Si eres nuevo en la restauración de piedra, uno de los mayores errores que puedes cometer es usar las mismas almohadillas de diamante para cada tipo de piedra. El mármol y el granito pueden parecer similares, pero son totalmente diferentes: necesitan herramientas diferentes, técnicas diferentes y diferentes niveles de cuidado para obtener un pulido perfecto.
Mármol: La piedra blanda que necesita un toque delicado
El mármol es rico en calcio, lo que lo hace blando y sensible. Puede dañarse con ácidos (como el jugo de limón o el vinagre) y el calor, por lo que debes tener mucho cuidado al pulirlo.
Nuestra estrategia preferida: Usa almohadillas húmedas especializadas, como Alpha Ceramica EX. Estas almohadillas están diseñadas para ser delicadas con el mármol y, al mismo tiempo, lograr un acabado liso.
El truco clave: Mantén las RPM de tu herramienta bajas.
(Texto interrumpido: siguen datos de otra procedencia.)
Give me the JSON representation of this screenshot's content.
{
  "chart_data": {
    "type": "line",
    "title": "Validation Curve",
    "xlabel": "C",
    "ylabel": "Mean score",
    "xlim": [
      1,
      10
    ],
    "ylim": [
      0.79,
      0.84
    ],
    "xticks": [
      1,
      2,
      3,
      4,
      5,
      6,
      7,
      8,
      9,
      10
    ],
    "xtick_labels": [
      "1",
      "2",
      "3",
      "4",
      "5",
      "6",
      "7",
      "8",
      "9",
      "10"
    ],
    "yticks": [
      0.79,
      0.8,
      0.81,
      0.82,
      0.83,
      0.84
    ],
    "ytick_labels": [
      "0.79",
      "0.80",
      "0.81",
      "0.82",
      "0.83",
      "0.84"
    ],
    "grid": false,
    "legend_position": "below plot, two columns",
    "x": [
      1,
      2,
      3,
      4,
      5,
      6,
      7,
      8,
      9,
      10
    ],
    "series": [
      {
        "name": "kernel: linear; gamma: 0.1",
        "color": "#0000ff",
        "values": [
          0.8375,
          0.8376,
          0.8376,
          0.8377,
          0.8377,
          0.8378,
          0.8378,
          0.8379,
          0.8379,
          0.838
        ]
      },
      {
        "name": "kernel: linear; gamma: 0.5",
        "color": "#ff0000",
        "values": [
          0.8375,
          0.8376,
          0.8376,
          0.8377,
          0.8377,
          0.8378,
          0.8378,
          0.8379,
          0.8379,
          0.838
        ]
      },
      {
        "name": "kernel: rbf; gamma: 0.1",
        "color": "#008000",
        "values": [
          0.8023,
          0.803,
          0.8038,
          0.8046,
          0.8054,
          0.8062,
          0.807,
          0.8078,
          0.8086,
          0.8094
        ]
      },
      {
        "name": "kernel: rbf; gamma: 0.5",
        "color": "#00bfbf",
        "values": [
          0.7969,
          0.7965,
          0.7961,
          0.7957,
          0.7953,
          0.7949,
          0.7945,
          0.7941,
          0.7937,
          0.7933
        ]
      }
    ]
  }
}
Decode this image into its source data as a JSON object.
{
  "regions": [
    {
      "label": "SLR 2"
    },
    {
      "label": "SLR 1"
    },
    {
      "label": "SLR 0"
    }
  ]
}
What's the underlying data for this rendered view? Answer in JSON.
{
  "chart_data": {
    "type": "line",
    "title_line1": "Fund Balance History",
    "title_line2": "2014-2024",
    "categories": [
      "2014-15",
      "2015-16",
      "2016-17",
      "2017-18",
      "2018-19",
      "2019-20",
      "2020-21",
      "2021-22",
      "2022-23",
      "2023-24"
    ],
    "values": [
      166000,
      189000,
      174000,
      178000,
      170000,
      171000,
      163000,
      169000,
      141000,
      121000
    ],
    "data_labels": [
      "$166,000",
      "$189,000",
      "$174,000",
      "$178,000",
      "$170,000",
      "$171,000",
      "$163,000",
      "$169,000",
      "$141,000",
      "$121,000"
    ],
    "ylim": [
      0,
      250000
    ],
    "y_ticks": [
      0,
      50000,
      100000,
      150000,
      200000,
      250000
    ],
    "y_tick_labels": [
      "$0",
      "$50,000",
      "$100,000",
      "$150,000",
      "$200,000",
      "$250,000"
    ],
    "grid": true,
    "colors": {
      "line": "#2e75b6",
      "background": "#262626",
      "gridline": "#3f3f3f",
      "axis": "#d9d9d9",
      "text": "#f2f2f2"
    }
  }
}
Si la almohadilla se calienta demasiado, el mármol puede quedar "aturdido" (una mancha turbia y opaca) o quemado. Para obtener ese brillo profundo y de aspecto húmedo que todos aman, termina con un polvo de pulido de alta calidad y una almohadilla de pulido blanca o amarilla.
Granito: La piedra dura que necesita persistencia
El granito está hecho de cuarzo y feldespato, lo que lo hace súper duro y resistente al calor. Puede soportar más presión que el mármol, pero aún así necesita un proceso estricto para pulirlo bien.
Nuestra estrategia preferida: Sigue una progresión estricta de granos: comienza en 50 granos, luego pasa a 100, 200, 400, 800, 1500 y termina en 3000. Omitir cualquier grano dejará rayones que arruinarán el aspecto final.
El equipo adecuado: Usa almohadillas DiamondX unidas con resina. El granito es súper denso, por lo que no disipa el calor rápidamente. Si no puedes usar agua para el pulido húmedo (como en áreas sin drenaje), detente cada 30-60 segundos para dejar que la piedra y la almohadilla se enfríen. Esto evita que los diamantes de la almohadilla se vidrien, lo que les impediría cortar eficazmente.
En resumen: Trata el mármol con cuidado y delicadeza, y tómate tu tiempo con el granito: la persistencia es clave para obtener ese acabado impecable y de alto brillo.